Фина поглядела на нацполицейского. Тот не спускал с нее глаз.
– Тогда вам надо ждать, пока муж вернется с работы, – нашлась Фина. – Это он был в комнате с ними каждый раз, когда учитель занимался с Ханнесом.
– Долго ждать? – спросил второй инспектор.
Фина пожала плечами.
– Конец года. Они там план гонят…
Нацполицейский посмотрел на первого инспектора. Тот покачал головой. Все трое вышли из квартиры, не сказав ни слова.
Фина набрала воды в ведро, взяла тряпку и стала мыть за ними полы.
* * *
Телля вызвали в Нацкомитет безопасности. Телль, которому приходилось иметь дело лишь с инспекцией Нацдетства да с нацполами, не знал, что думать. Нацкомитет занимался врагами, а на врагов ни сам он, ни Фина вроде как не тянули.
Время явки по повестке было 14.00 – разгар рабочего дня, поэтому о предстоящем походе в Нацбез пришлось сообщить мастеру. Телль поначалу думал отпроситься под предлогом, что его вызвали в школу, но в конце года, когда фабрика не останавливалась, в школу могли и не отпустить. Нацбез – дело другое. И лучше пойти туда, чтобы потом не пришли оттуда.
– Что ж ты такого сделал Тридцатый? – говорил мастер, выписывая пропуск Теллю.
– Пока не знаю, – пожал тот плечами.
Огромное серое здание с большими деревянными дверями выглядело как неприступная крепость. Телль никогда не видел, чтобы туда кто-нибудь заходил или выходил, даже стоящих рядом людей там никогда не было. Подойдя к двери, он показал в глазок камеры повестку. Дверь медленно открылась. За ней сразу находилась рамка металлодетектора, которая противно запищала, едва Телль шагнул в нее.
– Что у вас там металлического?
Дежурный протянул Теллю пластиковую коробку, в которую тот положил ключи.
– Пряжка ремня еще, – сказал Телль.
– Кладите.
Когда Телль повторно прошел через рамку, она промолчала.
– Кабинет 210, это второй этаж.

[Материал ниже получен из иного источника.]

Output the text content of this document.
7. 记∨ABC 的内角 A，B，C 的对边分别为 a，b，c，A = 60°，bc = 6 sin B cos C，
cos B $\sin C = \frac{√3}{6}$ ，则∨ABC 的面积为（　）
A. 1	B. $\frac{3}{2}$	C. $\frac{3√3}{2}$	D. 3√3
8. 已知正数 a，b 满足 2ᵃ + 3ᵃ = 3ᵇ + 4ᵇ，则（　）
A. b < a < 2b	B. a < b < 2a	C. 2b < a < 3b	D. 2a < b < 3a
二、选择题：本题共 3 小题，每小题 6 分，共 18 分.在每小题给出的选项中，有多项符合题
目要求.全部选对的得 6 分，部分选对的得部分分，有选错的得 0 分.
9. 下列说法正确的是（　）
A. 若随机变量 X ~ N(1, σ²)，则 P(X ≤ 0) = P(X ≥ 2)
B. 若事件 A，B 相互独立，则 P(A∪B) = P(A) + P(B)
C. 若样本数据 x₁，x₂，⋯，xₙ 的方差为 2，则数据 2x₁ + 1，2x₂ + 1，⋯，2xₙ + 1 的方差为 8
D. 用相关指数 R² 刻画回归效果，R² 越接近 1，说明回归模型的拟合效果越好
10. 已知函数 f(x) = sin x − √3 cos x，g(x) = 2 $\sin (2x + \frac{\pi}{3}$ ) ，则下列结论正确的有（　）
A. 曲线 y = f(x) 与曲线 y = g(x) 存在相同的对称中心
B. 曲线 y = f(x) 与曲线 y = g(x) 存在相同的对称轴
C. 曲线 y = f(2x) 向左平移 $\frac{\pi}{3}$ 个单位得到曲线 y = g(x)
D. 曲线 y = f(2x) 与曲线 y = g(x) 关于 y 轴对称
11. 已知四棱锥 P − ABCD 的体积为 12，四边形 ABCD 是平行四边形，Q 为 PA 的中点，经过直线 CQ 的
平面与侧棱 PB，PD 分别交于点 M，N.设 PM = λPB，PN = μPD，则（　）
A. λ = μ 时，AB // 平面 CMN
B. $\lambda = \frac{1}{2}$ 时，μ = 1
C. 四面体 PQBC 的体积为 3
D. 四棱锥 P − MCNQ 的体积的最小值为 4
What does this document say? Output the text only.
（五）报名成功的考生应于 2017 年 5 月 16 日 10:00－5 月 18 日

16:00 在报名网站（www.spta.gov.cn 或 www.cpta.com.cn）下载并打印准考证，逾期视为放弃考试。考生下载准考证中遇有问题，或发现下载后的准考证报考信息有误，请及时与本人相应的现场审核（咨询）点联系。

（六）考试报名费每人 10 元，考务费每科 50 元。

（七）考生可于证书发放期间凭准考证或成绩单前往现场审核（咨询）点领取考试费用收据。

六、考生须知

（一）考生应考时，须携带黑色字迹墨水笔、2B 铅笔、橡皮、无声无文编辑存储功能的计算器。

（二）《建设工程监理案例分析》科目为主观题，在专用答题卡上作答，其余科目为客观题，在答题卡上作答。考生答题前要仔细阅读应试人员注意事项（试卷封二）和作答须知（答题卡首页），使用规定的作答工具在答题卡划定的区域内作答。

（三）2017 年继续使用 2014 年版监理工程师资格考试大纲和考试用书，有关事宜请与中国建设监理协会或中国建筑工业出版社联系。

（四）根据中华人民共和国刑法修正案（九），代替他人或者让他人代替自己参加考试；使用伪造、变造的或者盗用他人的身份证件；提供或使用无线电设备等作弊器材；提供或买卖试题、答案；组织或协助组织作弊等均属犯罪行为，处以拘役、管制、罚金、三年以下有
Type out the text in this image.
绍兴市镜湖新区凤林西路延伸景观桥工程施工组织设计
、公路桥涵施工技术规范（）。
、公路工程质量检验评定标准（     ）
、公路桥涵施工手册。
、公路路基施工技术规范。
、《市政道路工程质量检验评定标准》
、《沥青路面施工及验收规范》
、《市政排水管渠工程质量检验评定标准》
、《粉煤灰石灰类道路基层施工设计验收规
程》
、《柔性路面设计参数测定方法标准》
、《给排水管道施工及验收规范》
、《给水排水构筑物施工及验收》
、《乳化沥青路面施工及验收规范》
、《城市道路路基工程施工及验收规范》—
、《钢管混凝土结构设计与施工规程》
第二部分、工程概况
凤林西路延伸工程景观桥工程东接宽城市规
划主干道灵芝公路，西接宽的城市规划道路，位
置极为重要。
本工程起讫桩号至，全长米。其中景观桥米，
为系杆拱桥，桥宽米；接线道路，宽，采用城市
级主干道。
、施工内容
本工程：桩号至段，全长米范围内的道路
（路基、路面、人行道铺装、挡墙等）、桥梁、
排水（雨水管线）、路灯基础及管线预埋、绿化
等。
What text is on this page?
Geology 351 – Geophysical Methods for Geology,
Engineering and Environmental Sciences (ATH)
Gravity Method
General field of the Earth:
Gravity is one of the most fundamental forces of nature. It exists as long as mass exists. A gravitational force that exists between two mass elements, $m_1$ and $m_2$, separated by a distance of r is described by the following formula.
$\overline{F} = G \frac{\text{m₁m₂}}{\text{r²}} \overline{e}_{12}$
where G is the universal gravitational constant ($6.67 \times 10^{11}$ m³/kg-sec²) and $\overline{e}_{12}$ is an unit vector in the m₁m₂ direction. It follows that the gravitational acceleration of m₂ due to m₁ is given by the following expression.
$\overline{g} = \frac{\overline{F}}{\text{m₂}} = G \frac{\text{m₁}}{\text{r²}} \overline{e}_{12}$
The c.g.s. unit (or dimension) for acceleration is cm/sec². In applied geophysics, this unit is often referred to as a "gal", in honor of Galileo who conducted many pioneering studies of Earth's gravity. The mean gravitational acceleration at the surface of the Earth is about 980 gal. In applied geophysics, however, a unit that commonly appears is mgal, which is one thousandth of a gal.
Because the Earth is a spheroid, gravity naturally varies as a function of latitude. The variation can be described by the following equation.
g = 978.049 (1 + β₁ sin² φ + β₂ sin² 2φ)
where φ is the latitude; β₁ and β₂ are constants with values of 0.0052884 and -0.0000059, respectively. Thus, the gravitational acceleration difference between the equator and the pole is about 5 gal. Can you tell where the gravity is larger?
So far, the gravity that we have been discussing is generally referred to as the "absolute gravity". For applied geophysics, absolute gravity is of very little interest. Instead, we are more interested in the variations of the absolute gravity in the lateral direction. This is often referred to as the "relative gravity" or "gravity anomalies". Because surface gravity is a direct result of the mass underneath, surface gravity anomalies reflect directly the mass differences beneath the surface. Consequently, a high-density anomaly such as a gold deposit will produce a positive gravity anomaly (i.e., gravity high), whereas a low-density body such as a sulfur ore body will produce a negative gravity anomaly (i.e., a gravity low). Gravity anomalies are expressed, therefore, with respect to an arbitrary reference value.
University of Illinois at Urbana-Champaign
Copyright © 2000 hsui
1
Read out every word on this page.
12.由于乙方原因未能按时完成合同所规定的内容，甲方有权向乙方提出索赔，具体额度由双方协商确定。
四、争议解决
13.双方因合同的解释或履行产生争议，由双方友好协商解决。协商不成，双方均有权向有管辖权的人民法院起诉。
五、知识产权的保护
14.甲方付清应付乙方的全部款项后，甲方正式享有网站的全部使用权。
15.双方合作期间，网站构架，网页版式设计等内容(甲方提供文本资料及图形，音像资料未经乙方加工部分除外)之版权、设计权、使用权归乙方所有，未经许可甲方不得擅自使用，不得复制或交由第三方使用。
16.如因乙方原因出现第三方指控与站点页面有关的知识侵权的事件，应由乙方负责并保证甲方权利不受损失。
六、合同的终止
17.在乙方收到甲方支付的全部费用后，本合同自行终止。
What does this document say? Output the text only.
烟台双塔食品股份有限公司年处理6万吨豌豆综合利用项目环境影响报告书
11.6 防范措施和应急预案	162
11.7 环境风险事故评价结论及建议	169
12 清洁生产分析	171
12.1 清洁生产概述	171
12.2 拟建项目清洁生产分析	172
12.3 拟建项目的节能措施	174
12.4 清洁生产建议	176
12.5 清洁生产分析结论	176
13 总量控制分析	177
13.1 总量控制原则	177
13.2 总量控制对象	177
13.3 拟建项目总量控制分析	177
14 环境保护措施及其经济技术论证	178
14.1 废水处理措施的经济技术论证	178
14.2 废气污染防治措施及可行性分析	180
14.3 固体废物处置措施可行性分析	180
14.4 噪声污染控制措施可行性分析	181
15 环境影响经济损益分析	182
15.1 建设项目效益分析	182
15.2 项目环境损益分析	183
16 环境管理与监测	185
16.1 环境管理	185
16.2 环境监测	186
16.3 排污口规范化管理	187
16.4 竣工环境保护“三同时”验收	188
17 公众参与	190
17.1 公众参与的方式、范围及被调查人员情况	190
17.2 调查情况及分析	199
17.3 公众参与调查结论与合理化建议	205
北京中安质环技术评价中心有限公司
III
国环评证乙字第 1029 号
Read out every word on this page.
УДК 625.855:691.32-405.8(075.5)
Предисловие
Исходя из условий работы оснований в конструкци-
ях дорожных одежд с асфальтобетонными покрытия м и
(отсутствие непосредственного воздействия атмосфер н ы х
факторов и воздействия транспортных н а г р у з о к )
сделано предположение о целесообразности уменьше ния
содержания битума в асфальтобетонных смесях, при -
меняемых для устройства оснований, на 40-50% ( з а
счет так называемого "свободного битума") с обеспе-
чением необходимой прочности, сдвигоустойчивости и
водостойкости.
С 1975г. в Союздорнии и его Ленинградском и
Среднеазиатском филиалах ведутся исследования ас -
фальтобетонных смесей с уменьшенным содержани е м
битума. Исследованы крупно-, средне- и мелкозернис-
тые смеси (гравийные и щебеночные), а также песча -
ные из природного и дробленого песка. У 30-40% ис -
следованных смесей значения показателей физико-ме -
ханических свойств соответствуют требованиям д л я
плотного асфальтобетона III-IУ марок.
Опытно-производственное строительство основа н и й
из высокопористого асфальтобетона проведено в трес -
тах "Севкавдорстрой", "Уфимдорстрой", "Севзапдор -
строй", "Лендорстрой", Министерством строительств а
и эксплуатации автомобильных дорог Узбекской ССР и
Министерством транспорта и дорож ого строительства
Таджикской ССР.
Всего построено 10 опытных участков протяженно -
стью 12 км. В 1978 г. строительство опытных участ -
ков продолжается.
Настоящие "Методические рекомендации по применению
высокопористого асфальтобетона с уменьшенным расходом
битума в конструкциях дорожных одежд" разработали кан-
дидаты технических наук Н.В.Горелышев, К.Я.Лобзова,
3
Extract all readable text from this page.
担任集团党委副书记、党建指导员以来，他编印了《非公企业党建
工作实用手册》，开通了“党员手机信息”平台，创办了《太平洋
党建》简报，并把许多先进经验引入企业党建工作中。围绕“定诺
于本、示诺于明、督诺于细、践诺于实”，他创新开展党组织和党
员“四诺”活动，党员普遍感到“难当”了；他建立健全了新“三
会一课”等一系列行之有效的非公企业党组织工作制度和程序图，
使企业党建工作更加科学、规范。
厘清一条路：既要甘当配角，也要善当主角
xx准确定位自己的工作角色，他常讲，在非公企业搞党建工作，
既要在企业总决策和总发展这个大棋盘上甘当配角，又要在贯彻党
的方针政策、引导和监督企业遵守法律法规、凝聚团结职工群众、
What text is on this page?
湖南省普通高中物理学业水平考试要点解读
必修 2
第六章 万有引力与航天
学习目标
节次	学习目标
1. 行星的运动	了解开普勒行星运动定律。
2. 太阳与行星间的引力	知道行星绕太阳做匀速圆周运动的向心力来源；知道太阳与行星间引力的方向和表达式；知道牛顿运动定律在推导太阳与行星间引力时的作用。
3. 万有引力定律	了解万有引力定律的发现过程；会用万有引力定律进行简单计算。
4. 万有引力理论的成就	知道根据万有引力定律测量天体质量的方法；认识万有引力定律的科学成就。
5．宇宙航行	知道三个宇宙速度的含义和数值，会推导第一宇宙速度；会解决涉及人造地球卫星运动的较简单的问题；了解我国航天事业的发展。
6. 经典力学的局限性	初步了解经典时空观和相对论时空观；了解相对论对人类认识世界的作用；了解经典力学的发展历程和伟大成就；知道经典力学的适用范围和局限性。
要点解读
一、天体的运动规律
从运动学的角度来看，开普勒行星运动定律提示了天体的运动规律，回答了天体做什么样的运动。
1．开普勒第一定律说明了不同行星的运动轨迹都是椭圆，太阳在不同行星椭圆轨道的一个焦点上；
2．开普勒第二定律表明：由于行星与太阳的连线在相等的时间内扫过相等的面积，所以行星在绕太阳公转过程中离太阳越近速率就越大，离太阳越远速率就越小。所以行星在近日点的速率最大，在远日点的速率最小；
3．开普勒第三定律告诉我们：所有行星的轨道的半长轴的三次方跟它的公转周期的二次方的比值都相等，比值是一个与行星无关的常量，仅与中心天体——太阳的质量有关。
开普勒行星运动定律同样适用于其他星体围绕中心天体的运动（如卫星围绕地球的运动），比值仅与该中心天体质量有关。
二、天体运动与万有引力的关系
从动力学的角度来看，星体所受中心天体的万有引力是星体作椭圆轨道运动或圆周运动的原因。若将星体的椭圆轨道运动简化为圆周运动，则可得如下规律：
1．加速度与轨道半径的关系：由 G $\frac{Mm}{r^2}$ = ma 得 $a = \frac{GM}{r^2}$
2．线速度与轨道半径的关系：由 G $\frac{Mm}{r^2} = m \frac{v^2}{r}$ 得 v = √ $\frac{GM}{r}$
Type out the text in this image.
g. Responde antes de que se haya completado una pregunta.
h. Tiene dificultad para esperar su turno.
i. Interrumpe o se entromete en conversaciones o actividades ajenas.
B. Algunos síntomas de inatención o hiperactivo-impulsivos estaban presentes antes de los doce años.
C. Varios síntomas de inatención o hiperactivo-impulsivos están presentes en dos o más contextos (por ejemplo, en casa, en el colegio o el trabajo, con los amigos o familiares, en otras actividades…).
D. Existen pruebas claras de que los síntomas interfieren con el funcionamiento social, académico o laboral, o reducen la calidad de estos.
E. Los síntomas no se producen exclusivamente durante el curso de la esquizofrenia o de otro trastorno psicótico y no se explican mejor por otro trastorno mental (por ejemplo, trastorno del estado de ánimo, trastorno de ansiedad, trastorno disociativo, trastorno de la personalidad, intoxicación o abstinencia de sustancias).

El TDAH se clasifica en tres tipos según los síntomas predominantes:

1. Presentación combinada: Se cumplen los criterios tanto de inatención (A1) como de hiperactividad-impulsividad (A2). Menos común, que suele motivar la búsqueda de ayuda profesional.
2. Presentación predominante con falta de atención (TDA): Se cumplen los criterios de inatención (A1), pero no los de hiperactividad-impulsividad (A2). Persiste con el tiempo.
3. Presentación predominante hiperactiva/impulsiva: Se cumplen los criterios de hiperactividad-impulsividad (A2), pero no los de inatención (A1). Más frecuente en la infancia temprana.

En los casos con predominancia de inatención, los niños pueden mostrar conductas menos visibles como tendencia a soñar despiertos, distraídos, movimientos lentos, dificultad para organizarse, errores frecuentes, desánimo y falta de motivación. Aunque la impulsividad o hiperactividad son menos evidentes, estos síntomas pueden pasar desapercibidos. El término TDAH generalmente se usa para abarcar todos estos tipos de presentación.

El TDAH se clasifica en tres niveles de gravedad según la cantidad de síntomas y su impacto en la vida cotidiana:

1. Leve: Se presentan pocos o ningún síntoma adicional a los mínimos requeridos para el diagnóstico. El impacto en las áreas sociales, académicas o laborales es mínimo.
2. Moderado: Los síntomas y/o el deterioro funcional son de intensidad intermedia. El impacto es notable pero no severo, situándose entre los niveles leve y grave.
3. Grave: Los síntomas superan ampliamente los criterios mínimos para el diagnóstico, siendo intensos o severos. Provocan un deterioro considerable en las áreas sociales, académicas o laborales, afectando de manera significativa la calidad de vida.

Лестница справа, – дежурный вернул Теллю повестку, отметив в ней время.
Внутри Нацбеза тоже было безлюдно. Ни на лестнице, ни на этаже Телль не встретил ни одного посетителя. Только дежурные сидели за столами. Протянув дежурившему у правой лестницы повестку, Телль направился к кабинету. Как ни старался он ступать тихо, шаги его раздавались на весь коридор.
На часах оставалась минута до назначенного времени. Телль хотел постучаться, но дверь сама открылась. Голос из кабинета позвал: «заходите!»
Между тяжелыми коричневыми шторами висел портрет Нацлидера. Под ним, за столом, на котором не было ничего, сидел человек.
– Первый раз здесь? Волнуетесь? Не стоит, – снисходительно произнес он.
Каждое его слово задевало Телля. Хотелось спросить, зачем он здесь, ведь он ничего не сделал.
– Мы позвали вас, чтобы вы помогли нам разобраться, – хозяин кабинета, опять снисходительно, показал на стул.
Телль сел.
– Вам? – спросил с недоверием он.
Телль весь напрягся. Руки, которые он не мог засунуть в карманы штанов, держали друг друга под свернутой курткой. Спина уперлась в спинку стула.
Но человек не услышал вопроса. Он положил на стол лист бумаги, ручку, потом еще один лист.
– Вы знакомы ведь с… – наклонившись над вторым листом, человек прочел неизвестное Теллю имя.
– Я никогда не слышал о нем, – немного покопавшись в памяти, ответил Телль.
Незнакомое имя озадачило его.
– Это тот учитель, который ходил к вам домой, – подняв глаза на Телля, пояснил хозяин кабинета.
– Да, к нам приходил учитель, заниматься с сыном, – теперь Телль догадался, что приход к ним домой нацполов с инспекторами, и его вызов сюда – связаны.
– Вы оставляли этого человека наедине с вашим ребенком?
– Они занимались в комнате сына, – ответил, как было, Телль.
– Под вашим присмотром? Вы были дома в тот момент? Или жена? – настойчиво спрашивал человек.
– Конечно! Как бы тогда учитель смог попасть к нам в квартиру?
И тут Телль понял, что сказал лишнее. Руки под плащом сжали друг друга еще сильнее. Главное, чтобы сейчас человек с той стороны стола не задал вопрос про то, почему Ханнес сам не мог ему открыть дверь. Но человека эта деталь не интересовала.
– То есть, вы находились в квартире во время занятий? Или прям в одной комнате? – уточняя, спросил он.
– Ну, с самого начала учитель сказал, что станет заниматься с сыном только в присутствии меня или жены. Кто-то из нас всегда был во время занятий рядом.